From 1894 to 1896 he was imprisoned in Wyoming for cattle theft, and following this he joined up with Harry Longabaugh (a.k.a. The Sundance Kid) and the rest of the gang. Together they robbed over a dozen banks, trains, and stagecoaches throughout the West, netting an estimated $350,000 in five years.

One of their many daring heists was the daylight robbery of a coal-mining company in Castle Gate, Utah, in April 1897; while the payroll was being taken from a train, Butch simply grabbed the satchel and rode off in a cloud of dust, $9,000 richer.

According to many sources, Butch and Sundance died in 1908, in a shoot-out in South America (as depicted in the 1969 movie Butch Cassidy and the Sundance Kid). But some people (including his sister, who lived until the 1970s) say that Butch survived to a ripe old age, living in Spokane, Washington, under the name William T. Phillips until his death in 1937.

Wyoming State Penitentiary photo of Butch Cassidy
Robert LeRoy Parker a.k.a. Butch Cassidy in a photograph taken by the Wyoming State Penitentiary.

Butch Cassidy Related Sights

Trail marker for the Hole in the Wall in Wyoming's Johnson County
The trail leading to the pass known as Hole-in-the-Wall in Wyoming. Photo by Claire Nicholson Taylor, courtesy of the Bureau of Land Management.

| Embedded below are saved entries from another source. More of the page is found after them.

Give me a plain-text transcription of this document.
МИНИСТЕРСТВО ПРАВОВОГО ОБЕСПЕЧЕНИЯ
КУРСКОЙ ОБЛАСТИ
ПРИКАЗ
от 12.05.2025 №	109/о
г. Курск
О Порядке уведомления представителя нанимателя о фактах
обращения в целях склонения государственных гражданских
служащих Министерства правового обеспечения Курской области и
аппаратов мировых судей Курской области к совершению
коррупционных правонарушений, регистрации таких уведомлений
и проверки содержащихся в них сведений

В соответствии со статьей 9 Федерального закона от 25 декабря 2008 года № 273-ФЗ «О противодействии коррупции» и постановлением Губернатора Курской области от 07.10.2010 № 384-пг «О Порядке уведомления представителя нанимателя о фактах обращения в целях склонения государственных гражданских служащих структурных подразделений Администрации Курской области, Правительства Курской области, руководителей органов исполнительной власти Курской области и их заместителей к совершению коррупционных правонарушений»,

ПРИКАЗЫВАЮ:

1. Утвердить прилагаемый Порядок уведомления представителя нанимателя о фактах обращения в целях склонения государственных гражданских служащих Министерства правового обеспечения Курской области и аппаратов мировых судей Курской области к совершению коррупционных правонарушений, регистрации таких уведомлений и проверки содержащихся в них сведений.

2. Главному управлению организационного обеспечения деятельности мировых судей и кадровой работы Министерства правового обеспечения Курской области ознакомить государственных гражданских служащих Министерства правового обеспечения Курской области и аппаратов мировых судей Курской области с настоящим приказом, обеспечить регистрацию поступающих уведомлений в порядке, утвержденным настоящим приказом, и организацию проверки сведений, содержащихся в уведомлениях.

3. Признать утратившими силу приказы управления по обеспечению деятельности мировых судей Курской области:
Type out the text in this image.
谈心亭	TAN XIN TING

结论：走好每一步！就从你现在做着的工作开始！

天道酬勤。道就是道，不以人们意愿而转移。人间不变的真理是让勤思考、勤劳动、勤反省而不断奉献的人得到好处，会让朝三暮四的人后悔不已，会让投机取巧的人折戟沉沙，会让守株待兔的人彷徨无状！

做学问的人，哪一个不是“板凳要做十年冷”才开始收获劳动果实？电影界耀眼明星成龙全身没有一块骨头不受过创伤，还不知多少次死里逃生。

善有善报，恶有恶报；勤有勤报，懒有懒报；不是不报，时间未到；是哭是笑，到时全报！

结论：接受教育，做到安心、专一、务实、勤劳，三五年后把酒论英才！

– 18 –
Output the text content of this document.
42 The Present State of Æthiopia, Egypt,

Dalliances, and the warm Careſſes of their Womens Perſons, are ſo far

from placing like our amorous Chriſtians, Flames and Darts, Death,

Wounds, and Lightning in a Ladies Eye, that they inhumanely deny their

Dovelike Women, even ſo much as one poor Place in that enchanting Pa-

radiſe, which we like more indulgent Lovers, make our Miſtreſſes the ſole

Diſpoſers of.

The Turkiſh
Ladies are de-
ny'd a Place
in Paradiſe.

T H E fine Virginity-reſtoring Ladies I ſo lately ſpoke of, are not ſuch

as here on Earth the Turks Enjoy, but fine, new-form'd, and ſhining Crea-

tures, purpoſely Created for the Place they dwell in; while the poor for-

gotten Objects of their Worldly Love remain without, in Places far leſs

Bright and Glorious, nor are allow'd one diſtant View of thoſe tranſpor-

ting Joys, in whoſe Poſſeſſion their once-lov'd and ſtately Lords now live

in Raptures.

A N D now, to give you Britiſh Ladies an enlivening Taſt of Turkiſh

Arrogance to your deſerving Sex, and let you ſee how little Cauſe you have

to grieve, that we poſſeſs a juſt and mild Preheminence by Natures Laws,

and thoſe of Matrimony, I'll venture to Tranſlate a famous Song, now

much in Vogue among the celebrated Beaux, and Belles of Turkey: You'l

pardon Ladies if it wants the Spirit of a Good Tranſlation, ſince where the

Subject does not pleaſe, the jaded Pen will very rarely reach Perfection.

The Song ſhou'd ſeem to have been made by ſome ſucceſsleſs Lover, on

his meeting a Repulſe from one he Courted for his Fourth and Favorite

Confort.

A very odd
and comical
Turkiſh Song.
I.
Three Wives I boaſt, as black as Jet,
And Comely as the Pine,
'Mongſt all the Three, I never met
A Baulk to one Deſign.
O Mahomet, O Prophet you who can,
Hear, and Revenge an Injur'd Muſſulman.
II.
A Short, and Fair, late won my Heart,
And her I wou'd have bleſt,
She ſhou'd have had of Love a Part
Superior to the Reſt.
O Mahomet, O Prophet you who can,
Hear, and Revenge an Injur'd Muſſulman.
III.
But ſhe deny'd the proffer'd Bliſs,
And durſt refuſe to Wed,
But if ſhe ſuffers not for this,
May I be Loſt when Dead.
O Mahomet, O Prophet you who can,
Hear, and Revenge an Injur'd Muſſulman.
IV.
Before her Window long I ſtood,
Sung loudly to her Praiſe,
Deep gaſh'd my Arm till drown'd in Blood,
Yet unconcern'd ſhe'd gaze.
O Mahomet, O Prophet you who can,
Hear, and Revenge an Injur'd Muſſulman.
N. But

The American West is brimming with sights related to Butch Cassidy and the Hole-in-the-Wall Gang. Here are a few you might want to mark on your map.

Utah’s National Parks

If you’re a fan of the 1969 film, Zion National Park served as its stunning backdrop. Just south of Zion, the nearby ghost town of Grafton was another key filming location and has several well-preserved buildings still standing today. Zion is a significant detour from a road trip along the Loneliest Road, so if you want to stick to the route, stop by Arches National Parks and consider a hike to the Cassidy Arch.

Castle Gate, Utah – Western Mining & Railroad Museum

If you’re traveling the Loneliest Road through Utah, stop in at the excellent Western Mining & Railroad Museum in Castle Gate. In addition to the history of the region’s railroading, coal mining, and immigrant cultures, the museum is home to a display recounting the Hole-in-the-Wall Gang’s exploits. They rustled cattle throughout the area and hid out in the surrounding hills.

Cody, Wyoming – Old Trail Town

Old Trail Town in Cody is a collection of historic old buildings moved from elsewhere in Wyoming and Montana. It includes one of the log cabins from Hole-in-the-Wall country that Butch and the gang made use of. If you’d rather head outdoors and follow Butch’s trail to the remote pass known as Hole-in-the-Wall, look towards northern Wyoming’s Johnson County where the Bureau of Land Management maintains a foot trail.